The impact of education and enforcement begins to drive down piracy amongst Generation Y
But 40% of young Brits are still downloading illegal content and a quarter state that nothing will deter them
A combined strategy of technology, IP appreciation and ultimately enforcement, are beginning to have an impact on attitudes to software piracy amongst the under 35’s. This is according to research issued by the Federation Against Software Theft (FAST) into the perception of intellectual property amongst the 18-35 age group.
According to the research 84% of the sample of 500 questioned, stated that they download digital content, however 40% of them claimed to knowingly downloading illegal content.
When questioned why they downloaded pirated content 35% claimed that if they could get something for free, why shouldn’t they, while 40% stated that legitimate content was too expensive.
Music remains the most commonly pirated download mentioned by 84% of the sample followed by film and business related software was cited by a quarter of the sample.
Alex Hilton, CEO, FAST, commented: “We commissioned this research to try and understand the attitudes of Generation Y in the increasingly commoditised digital world, together with the impact of enforcement and education messages. Whilst streamed content from the likes of Netflix and Spotify help reduce theft, with 25% claiming it has made content more accessible and affordable, there is still 26% saying it has made no difference to their behaviour).
“We still have a long way to go to change attitudes towards Intellectual Property. When we asked the simple question whether enforcement action taken by ISPs had altered behaviour patterns, only 20% stated that it had. A massive 71% of those asked claimed it had made it harder to download the content they wanted, but had not stopped them. What was the most startling figure was the 10.5% who said it made no difference whatsoever.
When we went on to ask what would stop a consumer from downloading we found that over 65% of our sample would do so following a ‘cease and desist’ letter from an ISP or IP owner. But the other statistic that reminds us all in the IPR sector why we need to remain vigilant was the 25% who said not even a fine or prosecution would stop them,” he continued.

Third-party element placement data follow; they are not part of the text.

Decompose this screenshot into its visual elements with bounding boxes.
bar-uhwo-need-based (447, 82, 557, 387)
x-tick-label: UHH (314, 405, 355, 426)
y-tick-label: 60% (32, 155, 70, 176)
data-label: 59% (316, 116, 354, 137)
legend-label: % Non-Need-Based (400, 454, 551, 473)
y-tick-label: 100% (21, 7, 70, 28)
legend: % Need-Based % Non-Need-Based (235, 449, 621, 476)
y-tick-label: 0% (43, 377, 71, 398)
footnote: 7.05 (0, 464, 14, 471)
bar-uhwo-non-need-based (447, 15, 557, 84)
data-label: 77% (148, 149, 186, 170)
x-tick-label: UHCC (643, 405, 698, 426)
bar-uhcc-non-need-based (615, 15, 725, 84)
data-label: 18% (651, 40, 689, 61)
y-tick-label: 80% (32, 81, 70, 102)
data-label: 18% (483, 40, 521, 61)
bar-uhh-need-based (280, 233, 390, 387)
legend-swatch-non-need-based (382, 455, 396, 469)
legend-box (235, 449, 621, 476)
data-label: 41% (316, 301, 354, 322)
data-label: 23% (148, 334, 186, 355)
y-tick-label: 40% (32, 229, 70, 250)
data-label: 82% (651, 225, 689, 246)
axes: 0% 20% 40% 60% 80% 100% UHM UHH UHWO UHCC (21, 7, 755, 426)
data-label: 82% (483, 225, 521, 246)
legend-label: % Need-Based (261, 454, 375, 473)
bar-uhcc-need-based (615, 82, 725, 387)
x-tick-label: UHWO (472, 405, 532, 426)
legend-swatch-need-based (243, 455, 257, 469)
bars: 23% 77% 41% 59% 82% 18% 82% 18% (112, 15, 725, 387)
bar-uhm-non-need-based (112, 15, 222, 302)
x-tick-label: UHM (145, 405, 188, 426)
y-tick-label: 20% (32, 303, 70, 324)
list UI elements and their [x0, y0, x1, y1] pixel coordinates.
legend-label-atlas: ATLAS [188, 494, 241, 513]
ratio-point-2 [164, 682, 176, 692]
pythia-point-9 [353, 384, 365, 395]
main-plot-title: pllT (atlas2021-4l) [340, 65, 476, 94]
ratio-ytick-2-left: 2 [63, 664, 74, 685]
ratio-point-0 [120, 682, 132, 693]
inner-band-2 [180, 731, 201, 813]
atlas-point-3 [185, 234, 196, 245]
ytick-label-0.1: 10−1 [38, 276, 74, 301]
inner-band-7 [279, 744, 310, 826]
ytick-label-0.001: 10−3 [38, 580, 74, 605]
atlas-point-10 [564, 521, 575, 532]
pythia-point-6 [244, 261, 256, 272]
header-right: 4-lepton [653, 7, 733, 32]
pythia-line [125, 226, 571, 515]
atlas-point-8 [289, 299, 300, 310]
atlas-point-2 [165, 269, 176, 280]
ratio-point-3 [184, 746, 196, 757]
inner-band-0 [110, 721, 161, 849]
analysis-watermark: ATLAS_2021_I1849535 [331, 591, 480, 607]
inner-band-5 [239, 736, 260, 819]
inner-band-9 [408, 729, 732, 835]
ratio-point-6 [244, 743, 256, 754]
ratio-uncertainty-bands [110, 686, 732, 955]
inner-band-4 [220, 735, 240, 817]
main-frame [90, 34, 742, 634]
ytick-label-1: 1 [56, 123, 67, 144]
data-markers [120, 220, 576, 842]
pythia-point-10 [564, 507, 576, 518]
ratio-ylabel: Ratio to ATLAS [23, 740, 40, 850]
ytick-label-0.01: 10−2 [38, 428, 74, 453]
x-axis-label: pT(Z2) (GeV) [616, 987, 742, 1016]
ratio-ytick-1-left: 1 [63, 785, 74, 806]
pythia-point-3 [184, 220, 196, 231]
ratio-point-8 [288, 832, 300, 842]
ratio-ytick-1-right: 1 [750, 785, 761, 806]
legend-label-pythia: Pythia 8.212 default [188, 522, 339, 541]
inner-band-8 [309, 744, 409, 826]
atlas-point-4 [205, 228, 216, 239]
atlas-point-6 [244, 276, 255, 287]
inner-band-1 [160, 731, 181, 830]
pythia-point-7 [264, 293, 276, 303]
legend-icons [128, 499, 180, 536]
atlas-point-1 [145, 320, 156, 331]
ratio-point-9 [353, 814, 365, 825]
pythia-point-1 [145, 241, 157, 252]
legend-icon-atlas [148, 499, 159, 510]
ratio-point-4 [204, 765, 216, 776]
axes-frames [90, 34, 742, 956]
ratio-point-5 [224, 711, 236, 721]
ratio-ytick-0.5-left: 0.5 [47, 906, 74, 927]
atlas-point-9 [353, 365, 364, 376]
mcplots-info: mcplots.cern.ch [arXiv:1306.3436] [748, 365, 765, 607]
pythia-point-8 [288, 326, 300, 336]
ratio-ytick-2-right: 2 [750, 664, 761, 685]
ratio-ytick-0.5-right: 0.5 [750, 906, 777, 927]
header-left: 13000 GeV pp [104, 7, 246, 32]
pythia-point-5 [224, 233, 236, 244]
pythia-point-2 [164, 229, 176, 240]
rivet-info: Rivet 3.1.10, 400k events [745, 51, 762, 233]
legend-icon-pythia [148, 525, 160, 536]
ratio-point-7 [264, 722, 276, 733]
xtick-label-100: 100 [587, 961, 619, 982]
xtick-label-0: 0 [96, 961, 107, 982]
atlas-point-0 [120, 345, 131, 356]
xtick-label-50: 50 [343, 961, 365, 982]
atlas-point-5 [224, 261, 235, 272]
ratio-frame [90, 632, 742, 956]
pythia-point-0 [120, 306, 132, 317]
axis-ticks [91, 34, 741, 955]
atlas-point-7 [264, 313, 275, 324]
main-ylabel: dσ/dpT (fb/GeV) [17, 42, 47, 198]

Mike Weatherley MP for Hove and Portslade and IP Advisor to David Cameron, stated: “Over the past few years the UK Government has adopted a dual approach to IP protection. On the one hand we have worked with the IP industries to help educate the public as to the consequences of IP theft. Through this we have seen a concerted effort from not only the software vendors but music and film companies as well, making their business models attractive to users.
“The alternative approach of a beefed up enforcement regime is also playing a powerful roll as these research findings seem to indicate. Consumer behavior is beginning to change, as attitudes, accessibility and affordability all come into play. But we have a long way to go as there appears to be huge resistance amongst a large section of society,” he added.
Key findings include:
- 20% of the sample stated that changes made by ISPs to block illegal sites have actively stopped them from downloading illegal content, while 71% stated that they had found it far harder to find and did not put them off, while a rump of 10.5% stated it made no difference at all
- A fine (30%) or a criminal prosecution (20%) were also found to be the most effective deterrent to illegal downloads
- A staggering 25% of the sample said nothing would deter them from downloading pirated content
“The software industry needs to keep vigilant. It is not just that a quarter of this sample refuse to change their behaviour patterns, it is about perception. When we asked our sample how serious did they perceive digital piracy to be over 29% still believe that it is legitimate, given the profits the rights holders make. Amongst Gen Y only 15% of the sample believed it to be a serious issue. So perhaps the mantra we need to take forward from this research is that we need not only to change behaviour but win the education battle,” concluded Alex.